同社は富士急バスとともに中央道方向への高速バスを多く出しているが、人気路線のため続行便が出ることはよくある。しかし高速仕様車が手一杯の際には仕方がなく貸切車が出動するのだが、その際にはガイドが車掌として乗務して、改札や運賃収受、車内放送業務を行う。記者もその姿を目撃したことはないが、貸切車での続行便に当たるともしかしたらガイドが車掌として乗務しているかもしれない。
■座学は重要!
さて、ガイドが座学講習を受けているところにお邪魔した。基本的には自分で覚えるものだが、読み方やアクセント等の間違いがあってはならないので、テキストの読み合わせを定期的に行い指導ガイドがチェックする。

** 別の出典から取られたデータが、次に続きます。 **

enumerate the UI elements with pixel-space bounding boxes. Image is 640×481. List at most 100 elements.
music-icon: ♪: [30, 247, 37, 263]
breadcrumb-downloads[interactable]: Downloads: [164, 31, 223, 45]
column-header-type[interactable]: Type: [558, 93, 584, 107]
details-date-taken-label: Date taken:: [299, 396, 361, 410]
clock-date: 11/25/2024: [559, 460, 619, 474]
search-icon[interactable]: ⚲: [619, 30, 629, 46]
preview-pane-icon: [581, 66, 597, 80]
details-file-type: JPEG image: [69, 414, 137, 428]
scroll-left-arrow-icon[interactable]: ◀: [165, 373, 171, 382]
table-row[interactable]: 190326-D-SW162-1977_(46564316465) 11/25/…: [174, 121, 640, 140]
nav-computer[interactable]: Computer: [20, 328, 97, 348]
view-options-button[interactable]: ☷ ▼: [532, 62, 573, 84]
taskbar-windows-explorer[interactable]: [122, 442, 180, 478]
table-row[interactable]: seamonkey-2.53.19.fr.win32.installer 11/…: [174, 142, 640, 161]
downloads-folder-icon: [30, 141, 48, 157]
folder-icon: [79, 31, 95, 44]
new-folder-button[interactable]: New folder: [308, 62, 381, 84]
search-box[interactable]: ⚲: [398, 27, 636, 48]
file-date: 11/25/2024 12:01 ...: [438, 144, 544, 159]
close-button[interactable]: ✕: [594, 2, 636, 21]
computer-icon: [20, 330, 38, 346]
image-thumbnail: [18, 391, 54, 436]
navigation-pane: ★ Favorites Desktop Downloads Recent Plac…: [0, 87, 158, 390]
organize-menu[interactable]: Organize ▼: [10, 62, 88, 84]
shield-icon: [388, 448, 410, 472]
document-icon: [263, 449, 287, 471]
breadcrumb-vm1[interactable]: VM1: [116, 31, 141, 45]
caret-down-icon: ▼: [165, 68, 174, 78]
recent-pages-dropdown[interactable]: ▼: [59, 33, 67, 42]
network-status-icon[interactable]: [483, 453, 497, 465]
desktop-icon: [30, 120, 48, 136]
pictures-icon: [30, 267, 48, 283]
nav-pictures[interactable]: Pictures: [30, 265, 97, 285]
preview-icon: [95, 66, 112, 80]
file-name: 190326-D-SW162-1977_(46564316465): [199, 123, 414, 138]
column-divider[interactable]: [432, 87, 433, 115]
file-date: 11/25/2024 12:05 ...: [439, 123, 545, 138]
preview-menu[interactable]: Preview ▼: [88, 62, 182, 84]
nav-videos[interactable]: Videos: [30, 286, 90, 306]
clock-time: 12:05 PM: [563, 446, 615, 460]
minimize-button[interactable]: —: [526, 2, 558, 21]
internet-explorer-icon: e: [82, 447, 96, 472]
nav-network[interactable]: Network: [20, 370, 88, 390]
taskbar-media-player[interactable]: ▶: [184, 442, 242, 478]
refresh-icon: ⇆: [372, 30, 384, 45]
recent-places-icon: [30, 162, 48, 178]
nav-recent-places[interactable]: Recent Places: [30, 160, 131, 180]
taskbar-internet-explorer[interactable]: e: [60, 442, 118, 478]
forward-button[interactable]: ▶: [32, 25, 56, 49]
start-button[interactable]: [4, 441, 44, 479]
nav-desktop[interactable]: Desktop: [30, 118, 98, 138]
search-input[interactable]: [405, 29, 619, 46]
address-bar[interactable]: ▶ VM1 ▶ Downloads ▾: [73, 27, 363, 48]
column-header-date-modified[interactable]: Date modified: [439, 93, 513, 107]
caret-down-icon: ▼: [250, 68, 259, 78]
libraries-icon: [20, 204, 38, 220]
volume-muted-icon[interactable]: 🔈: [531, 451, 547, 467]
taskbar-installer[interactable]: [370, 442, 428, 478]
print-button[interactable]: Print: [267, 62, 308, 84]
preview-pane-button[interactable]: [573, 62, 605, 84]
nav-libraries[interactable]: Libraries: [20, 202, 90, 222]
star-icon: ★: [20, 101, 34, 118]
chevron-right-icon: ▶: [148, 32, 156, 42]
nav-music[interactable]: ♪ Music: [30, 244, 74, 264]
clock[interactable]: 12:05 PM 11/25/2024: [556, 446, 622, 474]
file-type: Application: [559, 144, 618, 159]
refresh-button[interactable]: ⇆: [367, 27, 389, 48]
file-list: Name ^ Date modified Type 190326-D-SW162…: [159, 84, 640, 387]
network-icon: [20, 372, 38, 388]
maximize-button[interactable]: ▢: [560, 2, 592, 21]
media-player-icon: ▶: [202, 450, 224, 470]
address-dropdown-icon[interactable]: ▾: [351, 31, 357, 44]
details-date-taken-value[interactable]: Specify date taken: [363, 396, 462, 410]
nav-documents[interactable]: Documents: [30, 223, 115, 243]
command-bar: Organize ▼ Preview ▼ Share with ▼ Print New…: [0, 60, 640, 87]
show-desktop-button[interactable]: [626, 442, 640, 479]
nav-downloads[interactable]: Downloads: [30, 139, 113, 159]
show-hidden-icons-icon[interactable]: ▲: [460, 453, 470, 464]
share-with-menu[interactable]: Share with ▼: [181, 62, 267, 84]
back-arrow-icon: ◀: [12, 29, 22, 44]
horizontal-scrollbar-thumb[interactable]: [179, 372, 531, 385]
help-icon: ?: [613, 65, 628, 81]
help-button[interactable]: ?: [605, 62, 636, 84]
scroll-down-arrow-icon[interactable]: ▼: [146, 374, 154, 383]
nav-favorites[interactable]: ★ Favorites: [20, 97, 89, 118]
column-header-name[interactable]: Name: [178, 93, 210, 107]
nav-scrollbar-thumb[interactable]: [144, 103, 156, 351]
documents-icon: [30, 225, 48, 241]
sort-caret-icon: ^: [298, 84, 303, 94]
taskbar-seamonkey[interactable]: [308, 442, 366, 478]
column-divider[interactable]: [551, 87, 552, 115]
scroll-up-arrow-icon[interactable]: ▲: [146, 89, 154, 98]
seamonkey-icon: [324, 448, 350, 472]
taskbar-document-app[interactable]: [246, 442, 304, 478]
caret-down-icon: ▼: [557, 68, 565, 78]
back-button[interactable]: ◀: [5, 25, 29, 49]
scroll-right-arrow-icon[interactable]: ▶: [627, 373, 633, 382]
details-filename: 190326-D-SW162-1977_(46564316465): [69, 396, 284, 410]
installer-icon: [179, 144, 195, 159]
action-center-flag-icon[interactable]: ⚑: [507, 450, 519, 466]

書架には同社オリジナルの秘伝の書がたっぷり詰め込まれており、全国の主要観光地とそこに至るルート上の案内が地域別に分冊になっている。これをもとに自分でルート図を作成し、どこに何が見えて、見どころは何なのかということから、ちょっとした豆知識に至るまでガイド個人のノートが財産になる。
■決まってはいないセリフ!
同じルートを走った場合、ガイドにより案内や表現が異なるようだ。これは先述の秘伝の書に書かれた内容を基礎として、ガイド個人のセリフにアレンジされるからだ。当日乗務する担当車両の乗客の層により興味や関心が異なることから、セリフや「つかみ」は変わる。
楽しく旅をしてもらうためには、エンターテイメント要素は必須であり、芸人ではないにせよ「つかみ」は重要なのだ。ウケ狙いというわけではないが、思い出に残る案内をするためには単なるアナウンサーであってはならない難しさがここにある。